Après Tarrafal, nous reprenons notre route en direction de Praia, par une route pavée, côte Est. Nous passons par Porto Formosa, plage de sable noir et petit port avec quelques barques de pêcheurs.

Nous faisons une étape dans le petit village de Espinho Branco, celui des « Rabelados » (les rebelles). Qui sont-ils et pourquoi « rebelles » alors que tout est tranquille et rassurant ici ?

Petit retour sur l’histoire

les premiers colons sont arrivés à Santiago à la fin du 15ème siècle. Dans les années 1870 des prêtres franciscains, envoyés d’Italie, ont pour mission d’y évangéliser les esclaves. Des prêtres capverdiens formés au catholicisme ont pris le relais, mais avec une certaine liberté, car ils avaient des femmes et des enfants. En 1940, une délégation portugaise s’est rendue sur place et en fait le constat. Les autorités portugaises décident de mettre fin à cette situation.
 «En 1940, les nouveaux prêtres sont venus avec une nouvelle bible et des nouveaux commandements. Ils ont tout changé, même les bibles vieilles de 300 ans. Nous, les capverdiens, avons été obligé de les enterrer, de les cacher. Ils ont tout brûlé. On s’est rebellé. Et même après l’indépendance on a préféré rester à l’écart, pour conserver le particularisme de notre culture. »

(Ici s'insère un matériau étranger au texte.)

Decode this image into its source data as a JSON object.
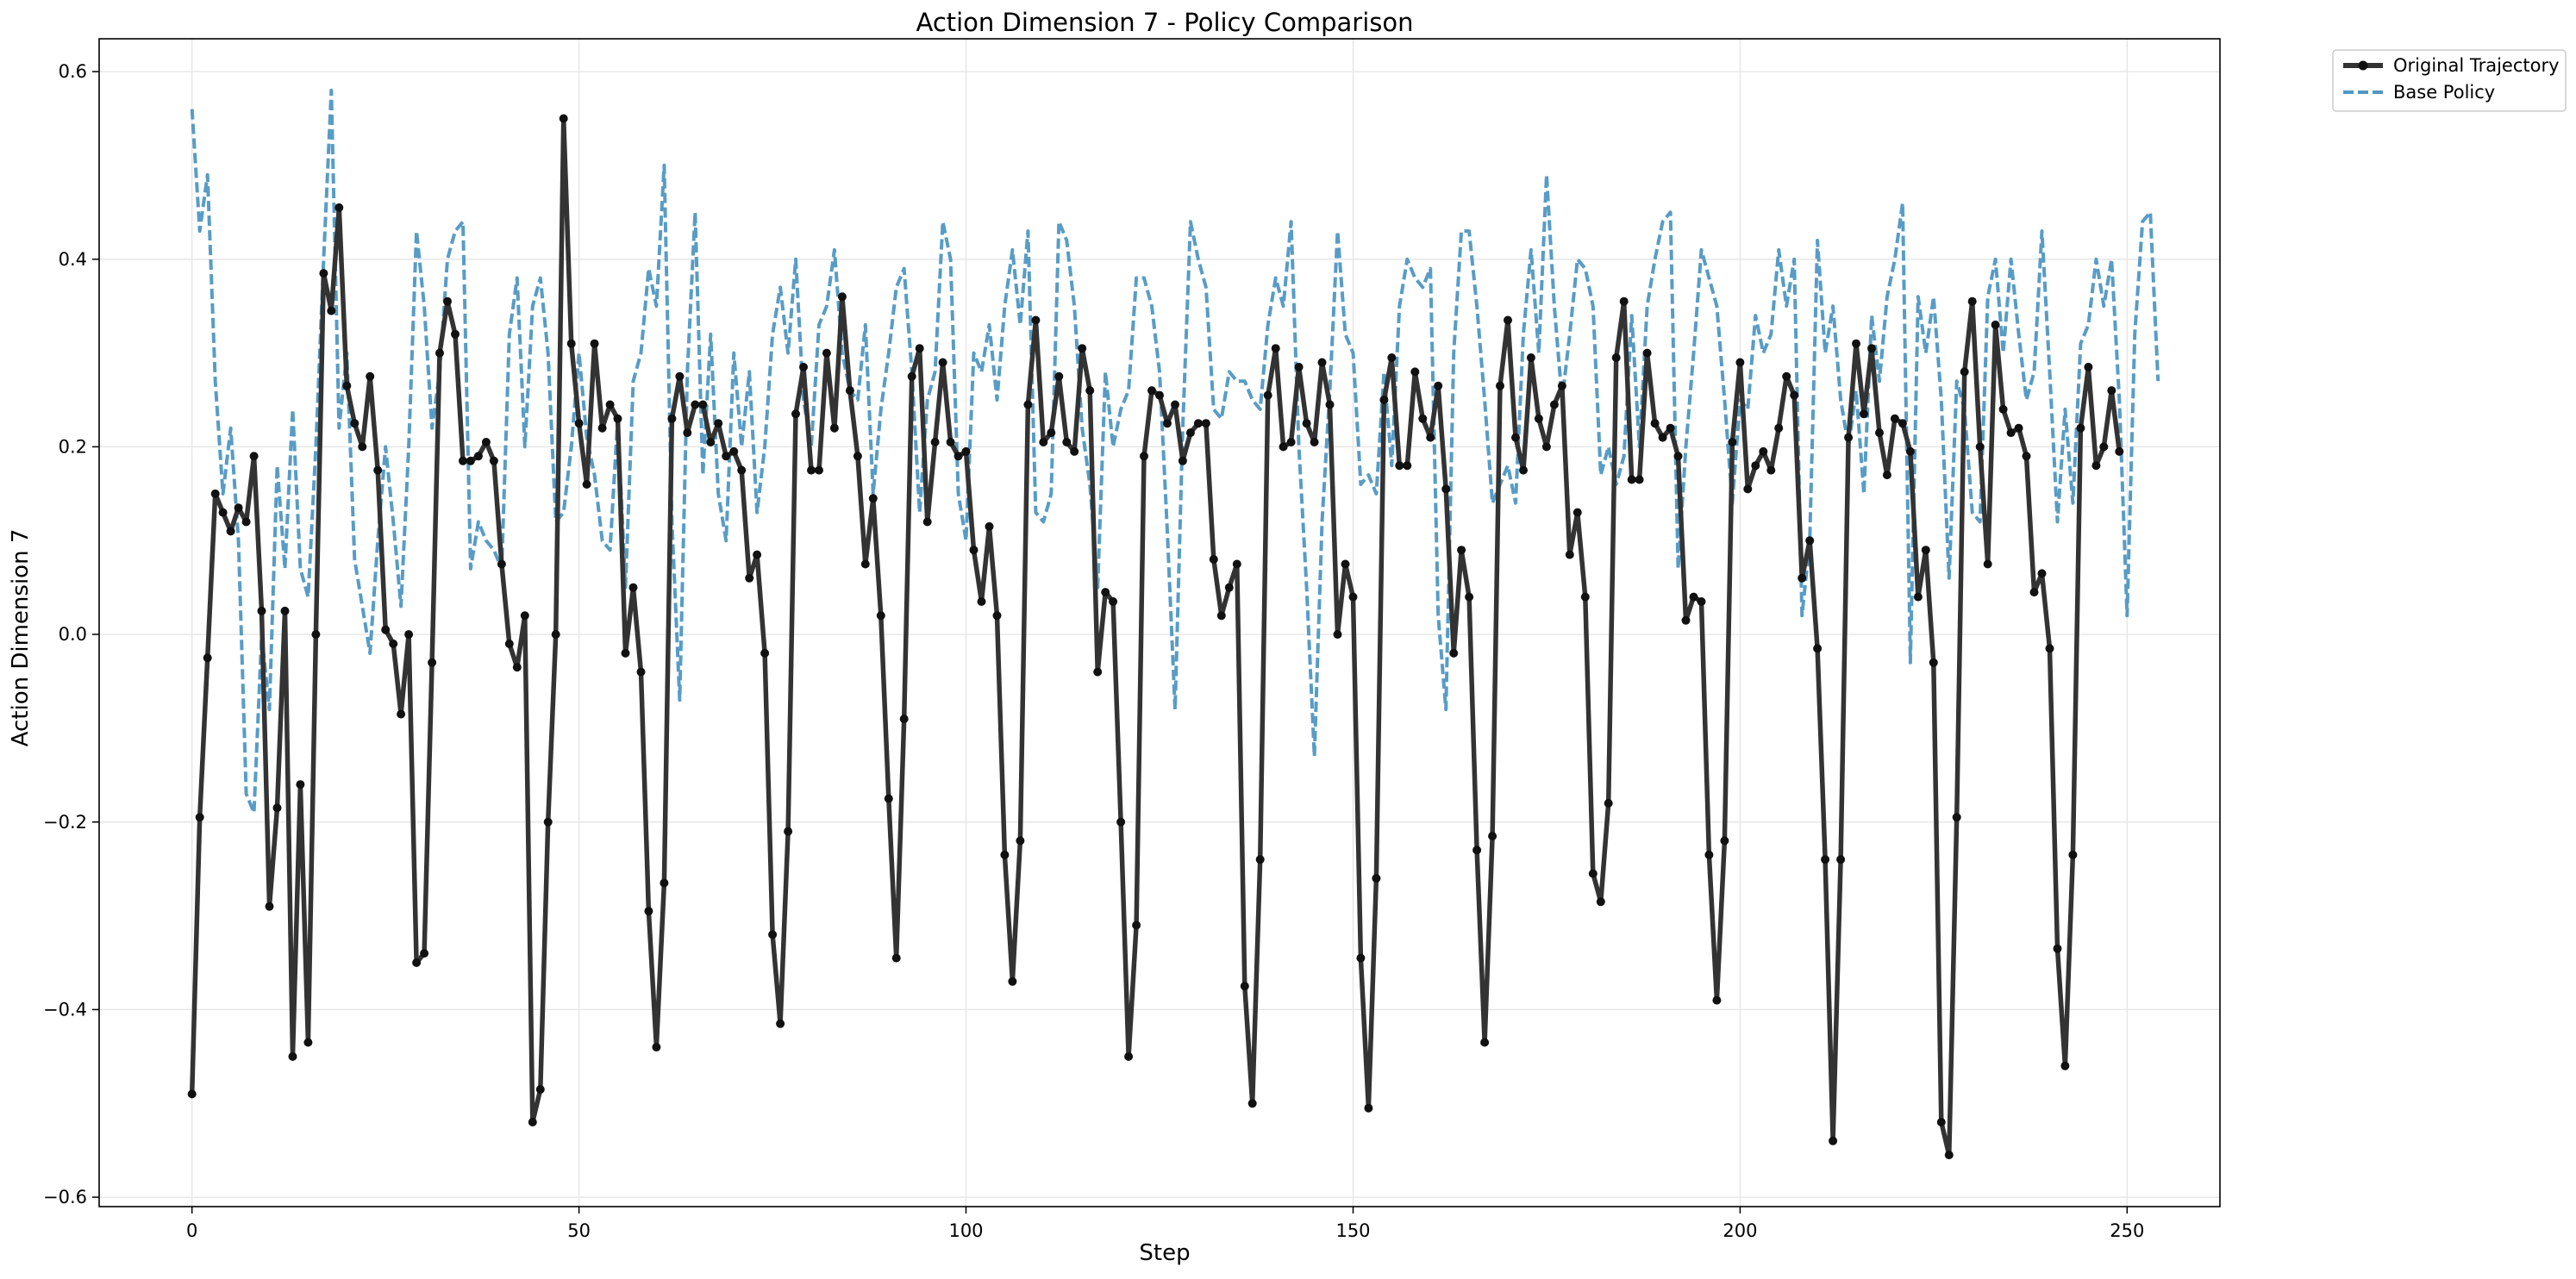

Baptisés rebelles, les « Rabelados » de l’île de Santiago sont un symbole unique de résistance. Leurs croyances n’ont pas changé depuis le 17ème siècle. L’ancien testament et le calendrier lunaire, recueil d’astronomie, de médecine traditionnelle et de prophétie guident encore leur vie. Ils ne reconnaissent pas l’Etat du Cap-Vert. Le dernier prêtre capverdien, décédé en 1960, leur a demandé de ne céder sous aucun prétexte à la pression et ne surtout pas suivre les recommandations de ces nouveaux prêtres venus pour changer leur état d’esprit.

De nos jours

En 1997, une artiste peintre et poète capverdienne, Misa Kouassi, découvre cette communauté et décide de lui consacrer tout son temps afin de l’aider à se développer, tout en initiant les enfants à la peinture. Ils créeront plus tard leur atelier baptisé « Rabelarte », animé par seulement 7 artistes peintres.

Avec intelligence et obstination, à force de dossiers et de subventions, Misa a fait installer l’eau, construit des sanitaires, un atelier de peinture, un four à céramique, une cuisine et des jardins avec réseaux de « goutte à goutte » pour la culture potagère. Elle les a aidé et encouragé dans de nombreux projets qui ont déjà doté la communauté d’infrastructures de base – école, santé, électricité, téléphone – tout en promouvant la tradition et la culture d’une communauté qui ne demande rien de plus que être reconnue comme sienne, avec ses valeurs, ses croyances, sa manière d’être dans la vie et dans le monde.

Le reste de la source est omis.